Activity often gives the appearance of progress, and inactivity presents a frustrating sense of powerlessness.  But waiting is part of the process.  As such, it is best to make plans, prepare for one’s future in other ways, and allow the Office of Personnel Management to review one’s case properly and thoroughly.

Sincerely,

Robert R. McGill, Esquire

OPM Disability Retirement: Reconsiderations

The Office of Personnel Management does not give a decision over the telephone.  At least, that is their stated policy.  They ask that you instead wait for their written decision, which will be “sent in the mail shortly”.  Sometimes, of course, either by the tone of the conversation or by some slip of the tongue, one can discern whether or not a Federal Disability Retirement application has been approved or denied.  But such “guessing” can be a dangerous endeavor to engage in, and as such, I follow the very policy of OPM and will not convey to my client any “internal thoughts” following upon any discussions with an OPM representative. 
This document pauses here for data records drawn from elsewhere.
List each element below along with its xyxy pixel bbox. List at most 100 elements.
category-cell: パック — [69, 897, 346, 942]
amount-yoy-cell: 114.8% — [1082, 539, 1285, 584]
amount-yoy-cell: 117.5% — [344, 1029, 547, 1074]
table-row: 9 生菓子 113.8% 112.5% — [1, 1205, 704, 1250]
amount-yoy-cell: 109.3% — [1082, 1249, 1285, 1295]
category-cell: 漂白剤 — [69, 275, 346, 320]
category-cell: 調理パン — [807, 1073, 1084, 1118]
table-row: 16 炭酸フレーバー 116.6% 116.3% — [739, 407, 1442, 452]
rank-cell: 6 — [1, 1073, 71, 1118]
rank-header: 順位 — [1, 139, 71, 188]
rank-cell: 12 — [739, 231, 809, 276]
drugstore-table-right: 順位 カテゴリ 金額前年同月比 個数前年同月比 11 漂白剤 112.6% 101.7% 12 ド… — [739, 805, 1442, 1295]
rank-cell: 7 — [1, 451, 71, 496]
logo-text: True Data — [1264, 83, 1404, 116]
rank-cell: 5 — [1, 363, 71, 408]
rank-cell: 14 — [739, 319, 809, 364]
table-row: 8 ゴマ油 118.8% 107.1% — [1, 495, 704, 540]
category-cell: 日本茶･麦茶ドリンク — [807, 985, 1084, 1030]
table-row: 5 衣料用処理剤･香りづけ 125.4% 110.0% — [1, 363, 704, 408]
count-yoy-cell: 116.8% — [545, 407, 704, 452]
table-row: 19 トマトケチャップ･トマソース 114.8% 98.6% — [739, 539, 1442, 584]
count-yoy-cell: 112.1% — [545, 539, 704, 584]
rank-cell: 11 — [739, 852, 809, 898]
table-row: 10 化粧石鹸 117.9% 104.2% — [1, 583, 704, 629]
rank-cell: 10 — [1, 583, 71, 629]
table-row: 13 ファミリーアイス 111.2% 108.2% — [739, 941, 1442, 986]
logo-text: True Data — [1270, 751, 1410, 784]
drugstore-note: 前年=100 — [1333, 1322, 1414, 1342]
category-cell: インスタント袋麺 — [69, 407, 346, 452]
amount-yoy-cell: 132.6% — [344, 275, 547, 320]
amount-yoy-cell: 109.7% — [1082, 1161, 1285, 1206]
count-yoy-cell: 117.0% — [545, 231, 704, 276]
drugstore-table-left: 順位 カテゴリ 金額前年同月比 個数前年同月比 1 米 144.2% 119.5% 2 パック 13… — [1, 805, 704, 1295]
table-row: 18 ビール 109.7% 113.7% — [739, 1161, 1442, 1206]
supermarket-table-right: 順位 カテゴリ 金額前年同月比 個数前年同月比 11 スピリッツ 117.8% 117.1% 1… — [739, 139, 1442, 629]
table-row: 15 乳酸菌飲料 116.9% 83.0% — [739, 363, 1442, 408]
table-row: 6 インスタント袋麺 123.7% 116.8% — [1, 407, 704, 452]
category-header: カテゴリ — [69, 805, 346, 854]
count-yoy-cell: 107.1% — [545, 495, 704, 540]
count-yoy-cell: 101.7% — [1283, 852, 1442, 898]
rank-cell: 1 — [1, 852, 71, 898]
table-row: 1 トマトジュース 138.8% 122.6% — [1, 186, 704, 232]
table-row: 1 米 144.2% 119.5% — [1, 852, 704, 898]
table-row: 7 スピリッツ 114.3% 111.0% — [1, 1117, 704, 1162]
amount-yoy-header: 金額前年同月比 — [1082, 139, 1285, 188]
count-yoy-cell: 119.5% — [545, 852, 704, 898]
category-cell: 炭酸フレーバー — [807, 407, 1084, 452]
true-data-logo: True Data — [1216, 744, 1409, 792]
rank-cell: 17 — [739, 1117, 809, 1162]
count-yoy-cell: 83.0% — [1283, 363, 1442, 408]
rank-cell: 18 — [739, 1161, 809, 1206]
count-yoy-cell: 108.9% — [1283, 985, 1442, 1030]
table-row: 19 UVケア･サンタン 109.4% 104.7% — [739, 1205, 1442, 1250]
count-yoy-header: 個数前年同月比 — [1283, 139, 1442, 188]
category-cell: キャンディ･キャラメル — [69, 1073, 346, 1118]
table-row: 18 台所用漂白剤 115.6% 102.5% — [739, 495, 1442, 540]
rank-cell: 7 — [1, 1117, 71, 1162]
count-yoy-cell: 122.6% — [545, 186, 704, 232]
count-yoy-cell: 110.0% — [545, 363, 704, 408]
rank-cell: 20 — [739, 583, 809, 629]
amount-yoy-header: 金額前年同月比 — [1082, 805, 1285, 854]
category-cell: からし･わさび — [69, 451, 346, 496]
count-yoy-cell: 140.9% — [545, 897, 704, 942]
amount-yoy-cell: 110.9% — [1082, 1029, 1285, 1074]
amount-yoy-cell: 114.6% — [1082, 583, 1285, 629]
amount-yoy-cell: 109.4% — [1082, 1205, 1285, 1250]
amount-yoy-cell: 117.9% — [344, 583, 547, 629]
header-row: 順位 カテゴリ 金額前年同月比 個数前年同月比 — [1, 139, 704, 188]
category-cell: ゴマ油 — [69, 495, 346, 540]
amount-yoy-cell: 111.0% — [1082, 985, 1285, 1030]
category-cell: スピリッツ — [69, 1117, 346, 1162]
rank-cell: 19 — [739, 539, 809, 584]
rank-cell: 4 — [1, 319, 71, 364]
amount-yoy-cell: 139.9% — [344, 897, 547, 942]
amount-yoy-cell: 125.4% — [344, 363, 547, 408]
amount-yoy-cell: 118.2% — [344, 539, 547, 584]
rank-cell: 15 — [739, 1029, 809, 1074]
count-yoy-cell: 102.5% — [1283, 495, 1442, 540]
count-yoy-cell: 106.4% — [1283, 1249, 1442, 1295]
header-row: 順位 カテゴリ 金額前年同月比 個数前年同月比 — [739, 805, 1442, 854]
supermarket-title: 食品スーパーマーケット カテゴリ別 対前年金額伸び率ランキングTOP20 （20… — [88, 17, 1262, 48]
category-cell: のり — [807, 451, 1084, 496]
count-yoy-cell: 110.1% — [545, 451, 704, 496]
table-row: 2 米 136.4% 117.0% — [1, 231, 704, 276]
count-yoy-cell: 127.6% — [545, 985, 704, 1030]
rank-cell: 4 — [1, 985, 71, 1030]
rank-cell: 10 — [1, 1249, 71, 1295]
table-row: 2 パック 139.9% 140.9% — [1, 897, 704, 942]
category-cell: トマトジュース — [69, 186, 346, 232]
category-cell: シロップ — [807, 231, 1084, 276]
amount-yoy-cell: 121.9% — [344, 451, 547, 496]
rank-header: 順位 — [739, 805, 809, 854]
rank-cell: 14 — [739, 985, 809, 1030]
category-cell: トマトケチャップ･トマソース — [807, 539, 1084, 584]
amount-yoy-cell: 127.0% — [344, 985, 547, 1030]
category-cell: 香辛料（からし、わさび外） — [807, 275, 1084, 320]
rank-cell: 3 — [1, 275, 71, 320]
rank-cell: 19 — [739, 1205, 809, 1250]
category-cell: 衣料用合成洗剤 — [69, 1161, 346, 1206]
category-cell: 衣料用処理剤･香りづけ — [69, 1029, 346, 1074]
First of all, I find that calling an OPM representative too often is counter-productive; they are overworked as it is, and repeatedly inquiring about the “status” of one of my cases only irritates them further, and there is always the danger of having it denied simply to get rid of it (aghast — can this possible ever happen?).  Second, I made the mistake many, many years ago of once telling my client that his/her case had been approved, when in fact it had been denied.  I learn from my mistakes.  Hopefully, my experiences gained from such mistakes have made me wiser today.